S3 is one of the oldest and most popular services provided by AWS with high availability, durability, security, and scalability. S3 can be used to store a backup of the database, Big Data Analytics, media, and much more. It provides an object storage mechanism with an abstraction of Buckets, folders, and files. The abstraction is what makes S3 easy to use.
With S3 (a storage mechanism), there is no need to perform the capacity planning and to specify the initial capacity. As we put more data and delete data, S3 will shrink and expand automatically. S3 provides different storage classes to store different types of data (old/new, frequently/infrequently accessed) and the data can be moved from one storage class to another using S3 Object Life Cycle Management. Or else use the AWS S3 Intelligent Tiering to let AWS decide when to move the data from one storage class to another. AWS CloudFront which is a CDN (Content Distribution Network) can optionally be used to make the website load faster to the end-user.
S3 with the free tier provides 5GB of storage, 20,000 Get Requests, 2,000 Put Requests for free every month for the first year and beyond at on a pay-on-usage model. In this article, we would be creating a static website on S3.
Hosting Static Website with AWS S3
Here is the full tutorial video based on "How to Create and Host a static website in Amazon S3" and S3 C.O.R.S. 👇👇
Step 1: Creating Bucket in S3
Go to the S3 Management Console and click on “Create Bucket”

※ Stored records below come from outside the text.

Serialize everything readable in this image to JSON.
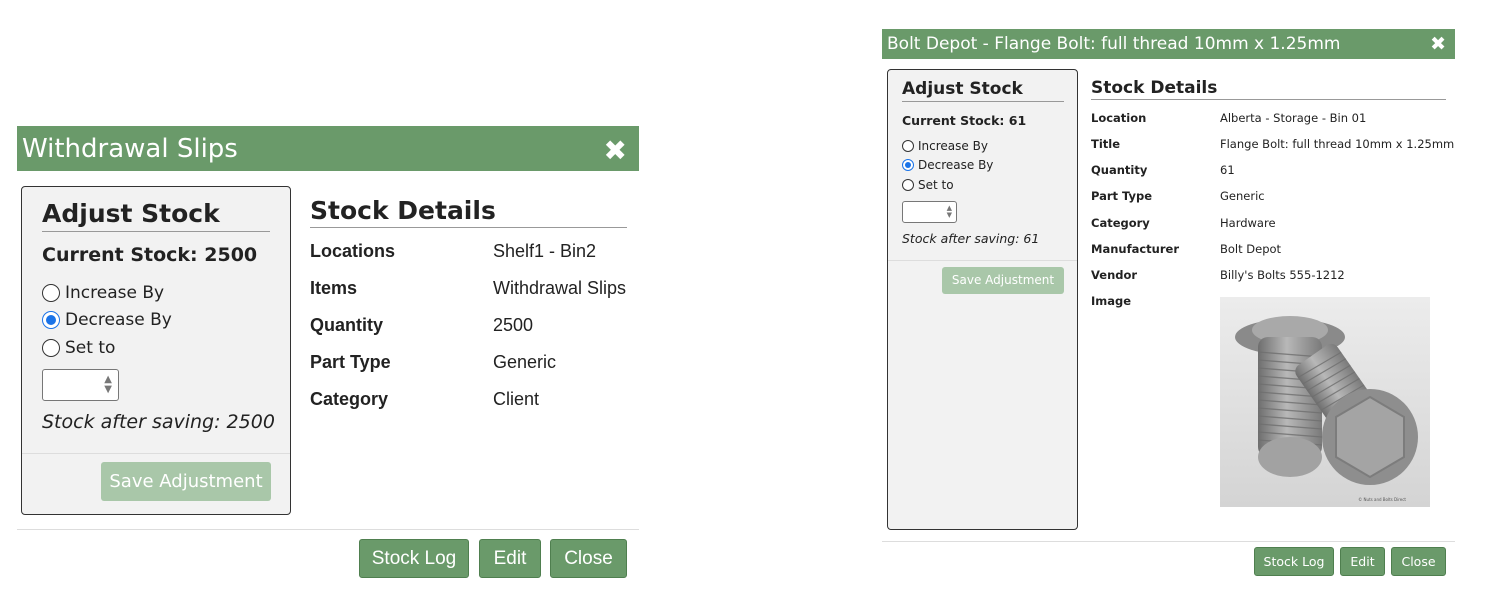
{
  "dialog1": {
    "title": "Withdrawal Slips",
    "close_glyph": "✖",
    "adjust": {
      "heading": "Adjust Stock",
      "current_stock": "Current Stock: 2500",
      "options": [
        {
          "label": "Increase By",
          "checked": false
        },
        {
          "label": "Decrease By",
          "checked": true
        },
        {
          "label": "Set to",
          "checked": false
        }
      ],
      "stepper_value": "",
      "stock_after": "Stock after saving: 2500",
      "save_label": "Save Adjustment"
    },
    "details": {
      "heading": "Stock Details",
      "rows": [
        {
          "k": "Locations",
          "v": "Shelf1 - Bin2"
        },
        {
          "k": "Items",
          "v": "Withdrawal Slips"
        },
        {
          "k": "Quantity",
          "v": "2500"
        },
        {
          "k": "Part Type",
          "v": "Generic"
        },
        {
          "k": "Category",
          "v": "Client"
        }
      ]
    },
    "buttons": {
      "stock_log": "Stock Log",
      "edit": "Edit",
      "close": "Close"
    }
  },
  "dialog2": {
    "title": "Bolt Depot - Flange Bolt: full thread 10mm x 1.25mm",
    "close_glyph": "✖",
    "adjust": {
      "heading": "Adjust Stock",
      "current_stock": "Current Stock: 61",
      "options": [
        {
          "label": "Increase By",
          "checked": false
        },
        {
          "label": "Decrease By",
          "checked": true
        },
        {
          "label": "Set to",
          "checked": false
        }
      ],
      "stepper_value": "",
      "stock_after": "Stock after saving: 61",
      "save_label": "Save Adjustment"
    },
    "details": {
      "heading": "Stock Details",
      "rows": [
        {
          "k": "Location",
          "v": "Alberta - Storage - Bin 01"
        },
        {
          "k": "Title",
          "v": "Flange Bolt: full thread 10mm x 1.25mm"
        },
        {
          "k": "Quantity",
          "v": "61"
        },
        {
          "k": "Part Type",
          "v": "Generic"
        },
        {
          "k": "Category",
          "v": "Hardware"
        },
        {
          "k": "Manufacturer",
          "v": "Bolt Depot"
        },
        {
          "k": "Vendor",
          "v": "Billy's Bolts 555-1212"
        },
        {
          "k": "Image",
          "v": ""
        }
      ],
      "image_label": "bolt-image"
    },
    "buttons": {
      "stock_log": "Stock Log",
      "edit": "Edit",
      "close": "Close"
    }
  },
  "colors": {
    "titlebar": "#6a9a6a",
    "button": "#6a9a6a",
    "save_disabled": "#a9c7a9",
    "radio_checked": "#1a73e8"
  },
  "icons": {
    "close": "close-icon",
    "stepper": "spin-arrows-icon"
  }
}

Enter the Bucket name. Note that the Bucket name should be unique. Add something at the end to get a unique Bucket name. Select the Region where the data must be stored. Click on Create and the Bucket should be created as shown below. A Bucket is a container for storing folders and files.
Step 2: Giving the public permissions to the S3 Bucket
Any folder/file in the Bucket would only be visible to the owner who created it. For a website, the Bucket should be given public access for the rest of the world to access it as a webpage. Click on the Properties tab, make sure the “Block public access” is selected, and click on the Edit button. Unselect “Block all public access” and click on Save. Type the word confirm and click on the “Confirm” button.
This step doesn’t give the public permission to the S3 Bucket but will allow us to make the Bucket and its content public later in the next step. AWS has introduced these additional steps and hoops, as there had been a good number of incidents where sensitive data has been put in the S3 Bucket and without the proper settings it was made public for everyone to access the sensitive data.
Now is the time to make the Bucket public. Click on the “Bucket Policy” and enter the below policy, make sure to change the Bucket name to what was created in Step 1. Click on Save to make the Bucket public. Note that AWS will let us know three times that the Bucket has been made public, just to make sure that we don’t make in public accidentally.
{
"Version":"2012-10-17",
"Statement":[{
"Sid":"PublicReadGetObject",
"Effect":"Allow",
"Principal": "*",
"Action":["s3:GetObject"],
"Resource":["arn:aws:s3:::my-pictures-website/*"]
}]
}
Step 3: Enabling Static website hosting and uploading the website to S3
- Now is the time to enable “Static website hosting” for S3. Notice that by default, it is disabled. Click on the card and select “Use this Bucket to host a website”. Enter the Index document as index.html and the Error document as error.html. Make sure to note down the Endpoint, this is the URL used to access the S3 website. Click on Save.
Note that the “Static website hosting” would be enabled by now. The Index document is the default HTML to be displayed and the Error document is the HTML to be displayed when the HTML page which we are trying to access is not there in S3.
- Now is the time to upload the index.html and error.html. Go to the Overview tab and click on Upload. Click on “Add Files” and then Upload. The same steps must be repeated for index.html and the error.html pages.
- Here is the content of index.html and error.html.
Step 4: Access the webpage hosted in S3
- Open the URL got from “Step 5” to get the index.html displayed. To the end of the URL, anything besides the index.html and the error page would be displayed. The URL is not user-friendly, a user-friendly URL can be created using AWS Route53.